Bishop's constructive mathematics (BISH) is meant to be the intersection of the theories of Brouwer, early Recursion Theory, and classical mathematics, and so it can be modelled by any model for the latter (so, e.g. it doesn't contradict classical mathematics). Brouwer's Intuitionist mathematics and Recursion Theory both imply that all functions are continuous (and computable).
I'm curious from the standpoint of reverse mathematics, if we take BISH+the existence of a discontinuous function, say, the Heaviside function, how strong is the resulting theory? For instance, does that allow you to prove any kind of omniscience (Bishop's language) or choice?
The existence of any function $f:[0,1] \to (-\infty,0) \cup (0,\infty)$ with $f(0) < 0$ and $f(1) > 0$ implies WLPO for the natural numbers.
(For the special case of (a slight modification of) the Heaviside function defined as a total function with $H(x) = -1$ for $x \leq 0$ and $H(x) = 1$ otherwise, you can skip to the last paragraph and read all references to '$L$' and '$a_n$' as $0$ and $2^{-n}$ respectively.)
We define the sequences $l_n$ and $u_n$ as follows:
$l_0 = 0$ and $u_0 = 1$. If $f(\frac{l_n + u_n}{2}) < 0$ then $l_{n+1} = \frac{l_n + u_n}{2}$ and $u_{n+1} = u_n$. Otherwise, $l_{n+1} = l_n$ and $u_{n+1} = \frac{l_n + u_n}{2}$. (Note that $<0$ is a decidable predicate on $(-\infty,0) \cup (0,\infty)$, so this is a constructively valid definition.)
These sequences are both Cauchy sequences with common limit $L$. Moreover, $f(l_n)$ are always negative and $f(u_n)$ are always positive.
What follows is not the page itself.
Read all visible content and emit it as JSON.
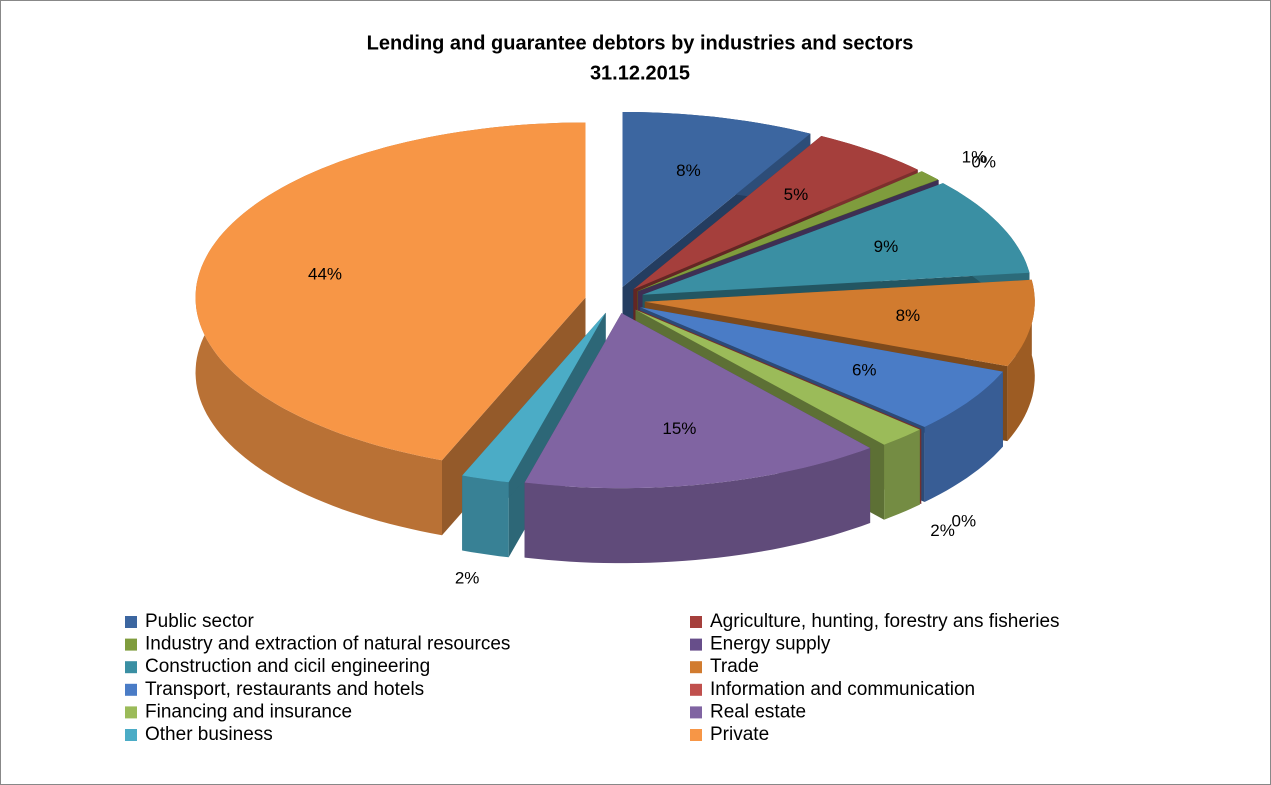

If $f(L) > 0$ we define $a_n = l_n$ and if $f(L) < 0$ we define $a_n = u_n$; this gives us a Cauchy sequence $a_n$ where every value of $f(a_n)$ has different sign to $f(L)$.
Now, given a decidable predicate $\phi$ on $\mathbb N$, let $\bar n$ be the least element of $\{n\} \cup \{k :\mathbb N \mid \neg \phi(k)\}$ (so $n = \bar n$ iff $\phi(k)$ holds for all $k < n$), and let $A$ be the limit of the Cauchy sequence $a_{\bar n}$. Depending on whether $f(L)$ and $f(A)$ have the same sign, $\forall n:\mathbb N. n = \bar n$ is either true or false, so $\forall n:\mathbb N. \phi(n)$ is decidable. Hence WLPO holds.